Friday, August 12, 2011

Roughin' It

I finally got to take a vacation--I can be a workaholic if I let myself. So after my boss told me I needed a vacation I dug my heels in. I have felt the need lately to be surrounded by redwoods, needing the earthy smell of dirt and wildflowers and the soft sounds of pine needles in the afternoon breeze. So I booked us (everything is ONLINE!) three nights in Sequoia and Kings Canyon National Park. Only 3.5 hours from our house, there is really no excuse not to visit more often.

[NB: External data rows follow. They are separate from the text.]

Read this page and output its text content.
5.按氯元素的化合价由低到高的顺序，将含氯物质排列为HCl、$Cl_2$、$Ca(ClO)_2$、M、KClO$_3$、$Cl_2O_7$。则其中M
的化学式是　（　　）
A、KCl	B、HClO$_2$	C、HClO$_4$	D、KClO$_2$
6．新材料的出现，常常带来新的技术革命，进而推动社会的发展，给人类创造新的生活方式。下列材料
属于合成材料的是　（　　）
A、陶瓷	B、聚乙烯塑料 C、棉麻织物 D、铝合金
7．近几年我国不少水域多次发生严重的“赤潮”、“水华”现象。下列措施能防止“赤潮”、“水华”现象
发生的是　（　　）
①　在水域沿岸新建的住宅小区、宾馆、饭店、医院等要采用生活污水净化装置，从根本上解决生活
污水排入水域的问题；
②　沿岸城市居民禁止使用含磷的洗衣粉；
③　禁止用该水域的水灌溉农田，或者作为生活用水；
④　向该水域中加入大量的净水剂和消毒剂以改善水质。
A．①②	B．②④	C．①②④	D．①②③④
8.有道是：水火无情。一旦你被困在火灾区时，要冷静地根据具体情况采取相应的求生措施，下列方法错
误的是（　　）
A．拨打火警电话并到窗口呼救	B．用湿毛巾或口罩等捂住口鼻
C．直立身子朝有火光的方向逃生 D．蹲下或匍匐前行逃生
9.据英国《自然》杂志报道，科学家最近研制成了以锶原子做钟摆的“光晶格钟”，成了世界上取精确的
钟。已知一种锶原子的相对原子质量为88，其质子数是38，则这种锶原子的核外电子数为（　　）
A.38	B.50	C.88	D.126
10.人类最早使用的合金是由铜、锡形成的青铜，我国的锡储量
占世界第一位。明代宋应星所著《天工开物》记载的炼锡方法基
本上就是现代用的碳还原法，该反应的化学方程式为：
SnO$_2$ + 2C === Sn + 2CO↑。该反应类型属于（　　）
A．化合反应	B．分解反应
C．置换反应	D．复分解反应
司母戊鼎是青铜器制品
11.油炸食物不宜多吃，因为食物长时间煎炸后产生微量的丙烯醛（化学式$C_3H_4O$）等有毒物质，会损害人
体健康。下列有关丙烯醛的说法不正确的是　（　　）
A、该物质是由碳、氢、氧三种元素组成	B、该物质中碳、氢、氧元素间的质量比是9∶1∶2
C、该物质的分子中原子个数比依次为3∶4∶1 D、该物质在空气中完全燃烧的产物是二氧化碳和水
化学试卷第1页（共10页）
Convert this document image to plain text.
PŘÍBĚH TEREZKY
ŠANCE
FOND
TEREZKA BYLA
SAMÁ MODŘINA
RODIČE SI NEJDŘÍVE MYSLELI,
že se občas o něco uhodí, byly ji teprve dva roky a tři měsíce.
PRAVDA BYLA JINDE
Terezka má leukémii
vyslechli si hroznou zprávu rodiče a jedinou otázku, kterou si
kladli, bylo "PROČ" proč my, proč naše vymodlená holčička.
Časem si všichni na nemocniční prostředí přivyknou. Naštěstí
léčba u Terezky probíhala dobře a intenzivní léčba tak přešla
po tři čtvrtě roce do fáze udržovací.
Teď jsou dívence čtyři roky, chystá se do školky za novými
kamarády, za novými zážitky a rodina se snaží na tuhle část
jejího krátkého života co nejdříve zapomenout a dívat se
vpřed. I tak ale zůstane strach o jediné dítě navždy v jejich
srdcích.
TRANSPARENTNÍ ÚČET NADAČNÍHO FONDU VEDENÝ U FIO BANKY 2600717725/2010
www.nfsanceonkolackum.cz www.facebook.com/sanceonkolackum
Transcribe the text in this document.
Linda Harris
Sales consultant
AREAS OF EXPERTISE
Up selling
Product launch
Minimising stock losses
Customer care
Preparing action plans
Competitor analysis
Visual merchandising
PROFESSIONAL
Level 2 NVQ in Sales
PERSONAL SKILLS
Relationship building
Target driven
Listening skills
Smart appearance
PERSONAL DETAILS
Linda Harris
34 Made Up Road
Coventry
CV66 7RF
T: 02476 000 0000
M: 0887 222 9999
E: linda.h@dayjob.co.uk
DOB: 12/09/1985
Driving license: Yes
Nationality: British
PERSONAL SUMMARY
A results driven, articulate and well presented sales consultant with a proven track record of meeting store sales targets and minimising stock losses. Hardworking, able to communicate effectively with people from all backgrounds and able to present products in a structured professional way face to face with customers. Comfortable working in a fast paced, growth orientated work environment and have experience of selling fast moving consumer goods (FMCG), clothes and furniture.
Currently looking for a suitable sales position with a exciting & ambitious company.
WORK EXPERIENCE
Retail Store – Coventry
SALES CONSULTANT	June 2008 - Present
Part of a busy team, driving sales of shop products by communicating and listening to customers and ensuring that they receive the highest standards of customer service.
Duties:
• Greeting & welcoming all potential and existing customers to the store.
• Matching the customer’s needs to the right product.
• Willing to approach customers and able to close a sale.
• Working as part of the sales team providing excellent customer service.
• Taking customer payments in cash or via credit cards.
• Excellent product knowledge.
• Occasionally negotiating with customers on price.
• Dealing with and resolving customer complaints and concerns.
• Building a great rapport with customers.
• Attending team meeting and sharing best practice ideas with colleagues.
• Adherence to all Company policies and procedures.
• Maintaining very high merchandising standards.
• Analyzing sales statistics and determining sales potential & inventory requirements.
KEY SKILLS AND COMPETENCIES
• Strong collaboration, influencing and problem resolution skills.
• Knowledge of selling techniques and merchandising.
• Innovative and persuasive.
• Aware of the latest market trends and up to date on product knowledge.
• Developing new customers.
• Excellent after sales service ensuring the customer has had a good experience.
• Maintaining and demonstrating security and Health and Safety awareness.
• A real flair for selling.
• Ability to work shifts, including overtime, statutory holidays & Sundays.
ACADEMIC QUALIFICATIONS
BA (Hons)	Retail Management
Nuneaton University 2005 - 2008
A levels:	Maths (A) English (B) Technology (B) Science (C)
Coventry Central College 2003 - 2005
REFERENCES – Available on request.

Al and I knew it would be an interesting trip because this was the first time Alyssa would be sleeping in a sleeping bag, not in a playpen. The girls were so excited that first night.  Alyssa was jumping from air mattress to air mattress. And she did cry and it took us 1.5 to 2 hours to get her back to sleep. She was scared of the dark and the forest noises. But I pulled her air mattress next to mine and held her hand until she fell asleep. When she woke up she felt like a big girl for surviving the night.

Al and I haven't been to this park since 2000 and it feels like a lot has changed. I've never stayed in Sequoia, always in Kings Canyon, so this was a new experience for me as well.

General Sherman Tree
We took only two hikes while there, but there is a lot of driving involved since the roads are slow, windy, and most are undergoing some kind of repair. Plus the kids aren't used to hiking so some of the climbing seemed too much for them. We hiked to General Sherman, the world's largest tree, and the Big Trees trail, which is a loop around a meadow surrounded by Giant Sequoia trees. In the five or so times I've been to the park, the Big Trees trail has to be the most amazing trail I've ever taken. It was self-guided and was filled with the ecology of the Sequoia trees. They are truly beautiful and amazing.

Big Trees Trail

We always visit the Visitor's Center in any NP, but this time I asked about the Junior Ranger Program. Kevin and I did that at Zion NP when we were kids. It is one of the most memorable experiences of my life. We spent a week in "classes" with a Park Ranger learning about the environment, animals, plants, etc. at Zion. We were so proud of our earned badges. So when we were at Sequoia I asked about the JR Program. Samantha picked up a booklet and she completed her jobs to earn her badge.

Samantha had to take a hike and tell what she learned. She had to show what is right and wrong about park behavior, i.e., we don't feed bears, dogs are always on a leash, and we don't scratch our initials on trees. She also had to tell what things she'd seen. Her final task was to collect garbage around her campground or on a trail and bring it to the park ranger. She was so excited.

As we were leaving we stopped at the Kings Canyon Visitor Center and she turned in her booklet. She raised her right hand and promised to protect the park, to continue to learn about the park and all other national parks, and to teach others about the park. She got her badge and proudly wore it all the way home.

On the way home she said she wanted to live in Sequoia like the other park rangers when she grows up. Ah, a beautiful dream--I used to share the same one and still do, sometimes. I think it would be an awesome retirement to be a Park Ranger.

The girls were sad to come home, but considering how successful this trip was I am sure we'll be going back really soon.